🤖 AI Summary
This work addresses the problem of cardinality estimation for string LIKE queries—covering prefixes, suffixes, and substrings—and presents the first solution with formal Q-error guarantees. The proposed method formulates cardinality estimation as a bucket classification task and introduces a tunable, robust, and low-overhead hierarchical Bloom filter architecture. This design integrates a compact auxiliary table, a prefix traversal strategy, and a Markov model to support patterns of arbitrary length while effectively mitigating query skew.

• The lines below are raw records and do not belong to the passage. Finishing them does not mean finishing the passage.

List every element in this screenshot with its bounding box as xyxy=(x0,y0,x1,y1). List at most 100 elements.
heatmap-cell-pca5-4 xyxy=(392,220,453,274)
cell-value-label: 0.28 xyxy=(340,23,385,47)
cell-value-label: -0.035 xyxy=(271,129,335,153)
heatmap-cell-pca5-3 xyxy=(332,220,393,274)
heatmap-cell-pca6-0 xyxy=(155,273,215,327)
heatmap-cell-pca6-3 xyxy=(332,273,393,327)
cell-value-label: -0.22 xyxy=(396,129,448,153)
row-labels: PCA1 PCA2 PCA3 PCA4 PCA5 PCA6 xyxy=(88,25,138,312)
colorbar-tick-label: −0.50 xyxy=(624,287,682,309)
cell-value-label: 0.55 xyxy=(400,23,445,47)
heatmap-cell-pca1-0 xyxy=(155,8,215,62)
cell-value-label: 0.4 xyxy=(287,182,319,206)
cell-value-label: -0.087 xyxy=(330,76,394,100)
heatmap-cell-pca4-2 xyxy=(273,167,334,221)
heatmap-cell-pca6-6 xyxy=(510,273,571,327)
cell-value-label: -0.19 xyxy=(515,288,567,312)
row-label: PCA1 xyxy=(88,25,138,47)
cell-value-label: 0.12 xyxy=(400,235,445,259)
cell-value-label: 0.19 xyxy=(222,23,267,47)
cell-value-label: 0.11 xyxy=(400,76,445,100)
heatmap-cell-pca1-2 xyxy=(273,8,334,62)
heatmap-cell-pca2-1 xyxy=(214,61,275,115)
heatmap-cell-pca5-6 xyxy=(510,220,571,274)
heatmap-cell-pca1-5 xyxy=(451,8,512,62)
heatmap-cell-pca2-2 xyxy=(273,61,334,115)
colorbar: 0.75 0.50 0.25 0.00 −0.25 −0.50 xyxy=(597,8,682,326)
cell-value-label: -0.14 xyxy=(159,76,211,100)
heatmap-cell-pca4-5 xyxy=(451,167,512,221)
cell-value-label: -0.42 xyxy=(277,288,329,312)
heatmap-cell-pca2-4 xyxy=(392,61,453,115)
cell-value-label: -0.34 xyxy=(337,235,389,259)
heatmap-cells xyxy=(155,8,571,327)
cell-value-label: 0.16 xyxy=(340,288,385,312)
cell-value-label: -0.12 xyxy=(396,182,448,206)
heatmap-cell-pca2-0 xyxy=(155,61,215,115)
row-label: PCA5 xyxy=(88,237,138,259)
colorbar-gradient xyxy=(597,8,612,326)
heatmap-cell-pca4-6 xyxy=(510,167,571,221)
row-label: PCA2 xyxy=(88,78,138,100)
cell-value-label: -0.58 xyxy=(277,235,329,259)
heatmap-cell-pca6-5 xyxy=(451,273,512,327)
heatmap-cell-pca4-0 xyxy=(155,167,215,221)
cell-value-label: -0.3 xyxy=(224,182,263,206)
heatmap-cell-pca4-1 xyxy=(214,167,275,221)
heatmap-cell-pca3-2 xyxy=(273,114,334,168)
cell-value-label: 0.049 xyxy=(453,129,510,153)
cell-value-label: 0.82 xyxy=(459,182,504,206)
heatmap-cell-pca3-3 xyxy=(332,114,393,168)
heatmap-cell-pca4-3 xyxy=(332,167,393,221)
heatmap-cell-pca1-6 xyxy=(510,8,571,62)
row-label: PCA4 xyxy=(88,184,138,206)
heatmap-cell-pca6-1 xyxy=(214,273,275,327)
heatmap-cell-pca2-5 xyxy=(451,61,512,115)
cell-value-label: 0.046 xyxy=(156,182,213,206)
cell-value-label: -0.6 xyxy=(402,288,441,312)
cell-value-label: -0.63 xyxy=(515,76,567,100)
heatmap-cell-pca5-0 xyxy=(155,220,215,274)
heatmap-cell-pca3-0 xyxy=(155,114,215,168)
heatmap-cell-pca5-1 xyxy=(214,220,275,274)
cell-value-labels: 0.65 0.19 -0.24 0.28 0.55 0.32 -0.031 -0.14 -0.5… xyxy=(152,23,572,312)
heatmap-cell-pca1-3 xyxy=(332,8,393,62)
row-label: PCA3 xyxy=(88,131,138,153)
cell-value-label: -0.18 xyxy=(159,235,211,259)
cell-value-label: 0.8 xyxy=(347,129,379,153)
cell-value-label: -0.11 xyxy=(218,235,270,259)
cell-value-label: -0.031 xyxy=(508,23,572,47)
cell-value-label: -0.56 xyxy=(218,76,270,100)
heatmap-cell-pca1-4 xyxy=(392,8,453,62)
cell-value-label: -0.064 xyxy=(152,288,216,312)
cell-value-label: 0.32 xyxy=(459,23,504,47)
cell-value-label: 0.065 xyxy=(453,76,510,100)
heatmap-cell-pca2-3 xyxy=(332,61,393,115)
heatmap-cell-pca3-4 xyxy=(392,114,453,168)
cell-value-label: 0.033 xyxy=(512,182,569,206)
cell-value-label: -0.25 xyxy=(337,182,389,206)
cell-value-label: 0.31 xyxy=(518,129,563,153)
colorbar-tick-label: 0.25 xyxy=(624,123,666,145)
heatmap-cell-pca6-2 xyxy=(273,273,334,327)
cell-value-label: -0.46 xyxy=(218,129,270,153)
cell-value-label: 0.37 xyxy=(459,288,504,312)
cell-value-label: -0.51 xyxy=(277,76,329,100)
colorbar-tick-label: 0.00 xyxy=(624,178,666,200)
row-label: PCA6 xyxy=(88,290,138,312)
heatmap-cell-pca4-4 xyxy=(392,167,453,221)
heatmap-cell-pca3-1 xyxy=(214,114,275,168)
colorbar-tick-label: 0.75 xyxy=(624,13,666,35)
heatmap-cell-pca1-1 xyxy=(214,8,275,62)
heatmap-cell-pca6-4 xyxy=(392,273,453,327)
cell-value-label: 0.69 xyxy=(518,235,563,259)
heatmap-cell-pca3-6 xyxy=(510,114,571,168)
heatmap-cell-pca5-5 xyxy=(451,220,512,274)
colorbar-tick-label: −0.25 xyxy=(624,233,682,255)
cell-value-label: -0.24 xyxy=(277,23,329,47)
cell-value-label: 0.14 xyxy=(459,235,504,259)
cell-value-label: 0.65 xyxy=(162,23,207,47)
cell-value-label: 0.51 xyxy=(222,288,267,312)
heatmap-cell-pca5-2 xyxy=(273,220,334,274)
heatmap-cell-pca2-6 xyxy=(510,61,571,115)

Evaluated on four real-world datasets, the approach achieves 1.3–1.7× lower average Q-error and substantially reduced tail errors compared to state-of-the-art methods such as CLIQUE and LPLM, while offering up to 70× faster construction time at comparable memory consumption.
📝 Abstract
We study the problem of cardinality estimation for LIKE queries on string data, focusing on the most common patterns in real workloads: prefix, suffix, and substring queries. We propose LEARNT, a LIKE query Estimator with Accuracy, Robustness, Negligible overhead, Tunability, and Theoretical guarantees. LEARNT formulates estimation as a bucket-classification problem, and upon correct classification, it yields formal bounds on Q-error for the queries with non-empty answer. It employs a memory-efficient bucketed layered-filter architecture with Bloom filters and compact auxiliary tables, together with optimizations that exploit query skew to reduce storage. For the queries that have empty answer, LEARNT incorporates dedicated filter-based and prefix-walk strategies, providing probabilistic guarantees on correct identification. Furthermore, to support arbitrarily long query strings, we extend LEARNT with Markov modeling scheme that composes short-query statistics into estimates for longer queries. A theoretical framework guides parameter selection to minimize storage under accuracy and robustness constraints. Extensive experiments on four real-world datasets show that LEARNT consistently outperforms state-of-the-art methods such as CLIQUE and LPLM, achieving 1.3-1.7x lower mean Q-error, significantly lower tail errors, and up to 70x faster construction with comparable memory usage.